May 22, 2020
Adjustment brings bond rating in line with ratings by fellow rating agencies
Standard & Poor’s (S&P) has issued a new bond rating for Lubbock Power & Light (LP&L), adjusting the long-term rating on Lubbock’s municipally owned electric utility’s revenue debt from ‘AA- to A+.’ S&P listed the long-term outlook on LP&L as stable. This rating action by S&P brings their rating in line with LP&L’s strong bond ratings by Moody’s Investor Service and Fitch Ratings.

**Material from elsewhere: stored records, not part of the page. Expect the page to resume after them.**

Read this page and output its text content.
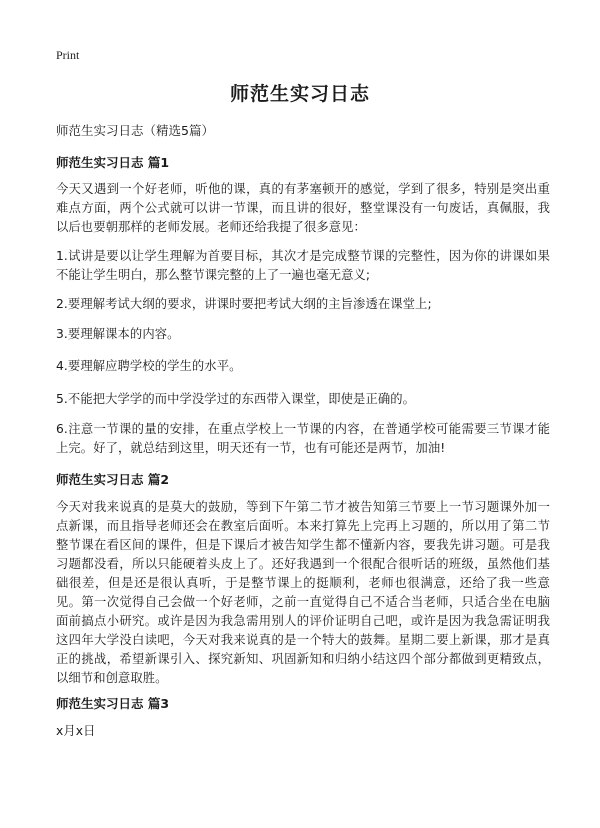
Print
师范生实习日志
师范生实习日志（精选5篇）
师范生实习日志 篇1
今天又遇到一个好老师，听他的课，真的有茅塞顿开的感觉，学到了很多，特别是突出重难点方面，两个公式就可以讲一节课，而且讲的很好，整堂课没有一句废话，真佩服，我以后也要朝那样的老师发展。老师还给我提了很多意见：
1.试讲是要以让学生理解为首要目标，其次才是完成整节课的完整性，因为你的讲课如果不能让学生明白，那么整节课完整的上了一遍也毫无意义;
2.要理解考试大纲的要求，讲课时要把考试大纲的主旨渗透在课堂上;
3.要理解课本的内容。
4.要理解应聘学校的学生的水平。
5.不能把大学学的而中学没学过的东西带入课堂，即使是正确的。
6.注意一节课的量的安排，在重点学校上一节课的内容，在普通学校可能需要三节课才能上完。好了，就总结到这里，明天还有一节，也有可能还是两节，加油!
师范生实习日志 篇2
今天对我来说真的是莫大的鼓励，等到下午第二节才被告知第三节要上一节习题课外加一点新课，而且指导老师还会在教室后面听。本来打算先上完再上习题的，所以用了第二节整节课在看区间的课件，但是下课后才被告知学生都不懂新内容，要我先讲习题。可是我习题都没看，所以只能硬着头皮上了。还好我遇到一个很配合很听话的班级，虽然他们基础很差，但是还是很认真听，于是整节课上的挺顺利，老师也很满意，还给了我一些意见。第一次觉得自己会做一个好老师，之前一直觉得自己不适合当老师，只适合坐在电脑面前搞点小研究。或许是因为我急需用别人的评价证明自己吧，或许是因为我急需证明我这四年大学没白读吧，今天对我来说真的是一个特大的鼓舞。星期二要上新课，那才是真正的挑战，希望新课引入、探究新知、巩固新知和归纳小结这四个部分都做到更精致点，以细节和创意取胜。
师范生实习日志 篇3
x月x日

S&P’s decision to adjust LP&L’s bond rating by one notch is due to their revised "U.S. Municipal Retail Electric and Gas Utilities" criteria. The action for LP&L comes as S&P has placed the electric industry as a whole on ‘negative outlook’ due to current economic pressure stemming from COVID-19. Among the factors listed by S&P in their rating action, the agency cites revised financial ratios in the above mentioned criteria and industry-wide economic impacts of the coronavirus pandemic (COVID-19) as reasons for their rating change. S&P goes on to cite strong operational management, financial position, and pandemic response as reasons to place a stable outlook on Lubbock’s electric utility.

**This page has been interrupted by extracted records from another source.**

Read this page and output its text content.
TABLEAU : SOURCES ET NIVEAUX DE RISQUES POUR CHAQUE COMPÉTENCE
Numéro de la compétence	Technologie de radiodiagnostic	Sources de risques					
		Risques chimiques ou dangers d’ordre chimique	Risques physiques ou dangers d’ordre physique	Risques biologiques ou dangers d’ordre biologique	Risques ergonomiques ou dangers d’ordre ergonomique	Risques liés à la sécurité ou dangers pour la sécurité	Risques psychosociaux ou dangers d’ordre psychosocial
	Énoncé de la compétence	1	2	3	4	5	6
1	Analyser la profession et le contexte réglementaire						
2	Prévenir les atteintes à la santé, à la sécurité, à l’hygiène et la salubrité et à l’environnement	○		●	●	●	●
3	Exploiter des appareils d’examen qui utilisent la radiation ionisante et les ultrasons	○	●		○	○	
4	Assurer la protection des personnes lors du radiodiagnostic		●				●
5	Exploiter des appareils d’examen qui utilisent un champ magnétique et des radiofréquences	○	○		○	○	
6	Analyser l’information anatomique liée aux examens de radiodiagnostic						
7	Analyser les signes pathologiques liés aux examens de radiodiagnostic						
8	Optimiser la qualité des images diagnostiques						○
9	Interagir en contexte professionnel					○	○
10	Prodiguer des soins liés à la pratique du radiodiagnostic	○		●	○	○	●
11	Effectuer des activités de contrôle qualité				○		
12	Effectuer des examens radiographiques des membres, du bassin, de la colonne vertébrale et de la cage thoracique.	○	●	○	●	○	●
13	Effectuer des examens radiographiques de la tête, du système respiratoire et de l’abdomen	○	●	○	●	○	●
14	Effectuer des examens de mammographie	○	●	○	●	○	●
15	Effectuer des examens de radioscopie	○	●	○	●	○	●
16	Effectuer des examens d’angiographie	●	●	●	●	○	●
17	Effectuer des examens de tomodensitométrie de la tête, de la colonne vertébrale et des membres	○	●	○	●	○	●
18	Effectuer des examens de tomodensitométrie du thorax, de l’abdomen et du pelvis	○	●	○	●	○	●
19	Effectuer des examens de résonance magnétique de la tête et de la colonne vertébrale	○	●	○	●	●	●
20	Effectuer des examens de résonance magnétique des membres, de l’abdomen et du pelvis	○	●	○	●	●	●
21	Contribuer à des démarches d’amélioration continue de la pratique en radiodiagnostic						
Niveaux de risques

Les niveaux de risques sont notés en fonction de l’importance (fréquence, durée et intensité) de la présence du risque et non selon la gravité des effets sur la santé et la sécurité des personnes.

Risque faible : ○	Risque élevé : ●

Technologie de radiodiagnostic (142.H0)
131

The rating action taken by S&P is not anticipated to have an impact on LP&L ratepayers. Additionally, the utility continues to make investments in the reliability of Lubbock’s electrical grid and implement new technology to improve service for its customers. Work to complete LP&L’s historic transition to the ERCOT market on May 31, 2021 remains on schedule and will serve to accomplish the long-term goal of providing Lubbock citizens with reliable and affordable Texas power for generations to come.